L'INTERVISTA
Lo storico inglese John Dickie ospite a Marsala racconta il suo amore per l’Isola e parla del suo ultimo libro. “Il mio cibo preferito? Pasta con l’anciova”
“La mia Sicilia”
Giovedì 24 gennaio. Troviamo lo storico inglese John Dickie, seduto dinanzi a una folta platea di marsalesi e non solo, completamente rapiti dalle sue parole.
Proprio noi abbiamo bisogno di farci spiegare la Sicilia da un inglese? Qualcuno potrebbe domandare, con accento siciliano molto marcato. E forse è il caso di rispondere di sì. Perché John Dickie la Sicilia non l’ha raccontata solo ai suoi connazionali, ma al mondo intero e in buona parte a noi siciliani. Ciò spiega i numeri, ciò spiega l’interesse di chi quel giorno si trovava a Marsala alle Torri Pellegrino.
Invitato dalla condotta di Slow Food Marsala, in collaborazione con la libreria Pellegrino, con l’omonima azienda vinicola e i Paladini dei vini di Sicilia, per presentare il suo ultimo libro “Con gusto. Storia degli italiani a tavola”, Dickie si è presentato semplicemente raccontando la sua storia, in un perfetto italiano, e per questo è stato apprezzato, coccolato e adottato.
Al termine dell’incontro ci ha rilasciato un’intervista.
Come nasce il suo amore per la Sicilia?
“Il mio non è solo un amore per la Sicilia, ma per l’Italia intera. Soltanto qui ho compreso il profondo legame che esiste tra il cibo e la cultura di un paese. L’ho vissuta l’Italia, prima a Torino, poi a Roma e in ogni luogo ho capito quanto siete diversi anche attraverso il vostro cibo. Non esiste nulla di paragonabile al mondo”.
Quando si è avvicinato alla nostra realtà?

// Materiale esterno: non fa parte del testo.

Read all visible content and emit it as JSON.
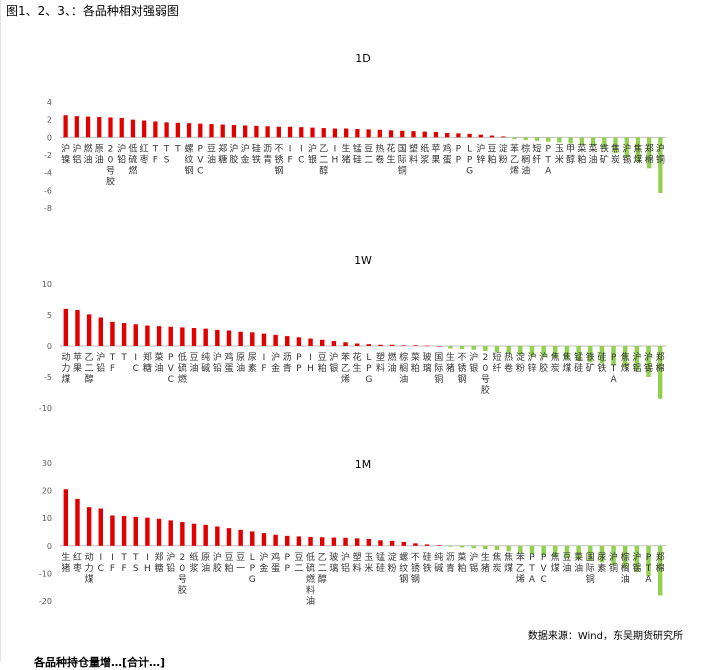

“Venni in Sicilia per la prima volta in vacanza e ne rimasi colpito. Insegnando storia italiana all’università di Londra, poi, ho avuto modo di approfondire la mia curiosità, e da lì è nata l’esigenza di raccontare, attraverso il mio libro ‘Cosa Nostra. Storia della Mafia siciliana’, a tutti gli inglesi di questo fenomeno”.
Come mai ti sei interessato di cibo dopo?
“È stato vivendo la Sicilia, nella sua ospitalità, nei suoi colori e nei piatti che non ho potuto fare a meno di documentarmi anche su quello, trovando moltissimo materiale e numerose leggende che nel mio libro ‘Con gusto. Storia degli italiani a tavola’ poi arrivo a sfatare”.
Come quella della Cassata?
“Sì. Quella della cassata ne è un esempio. Sono partito da un documento rinvenuto a Linguaglossa e attraverso le mie ricerche ho scoperto che non è araba. In realtà sarebbe bello pensarlo, invece la cucina non è l’identità di un solo popolo, di una sola dominazione, bensì di molte. La cassata è il risultato di più dominazioni, di più culture, così come quasi tutti i piatti. La storia della cucina è storia di inquinamenti”.
Questa sua idea della cucina è valida anche in Inghilterra?
“Certo. Infatti quando moltissimi indiani emigrarono in Gran Bretagna una delle cose che, come raccontano molti, offendeva maggiormente il rigore anglosassone era l’odore della cucina indiana, così speziata, quei profumi sprigionati dalle pentole erano invadenti, erano violenti come dei pugni in pieno viso”.
Il libro ha avuto più successo in Italia o in Gran Bretagna?
“È stato apprezzato in due modi diversi qui e lì, secondo me. Era stato concepito per gli inglesi, ma per me è un onore che sia stato letto da molti italiani che mi hanno preso sul serio, questo è stato un vero successo”.
Quali sono i suoi piatti siciliani preferiti?
“Gli spaghetti con i ricci di mare mi mandano in visibilio più di qualunque cassata. La pasta con l’anciova (acciuga, ndr) e la mollica, ma anche il macco di fave”.
Siamo seduti davanti a un bicchiere di Marsala e siamo dentro le cantine Pellegrino, lei è inglese, non posso che chiederle se in Inghilterra impazziscono ancora per questo vino.
“Io lo amo molto, ma loro si sono stancati da un po’ di tempo a questa parte, in generale preferiscono bere più secco”.
E il prossimo libro?
“Tornerò a scrivere di criminalità organizzata. Lascio parlare di cibo a chi ne ha più passione di me”.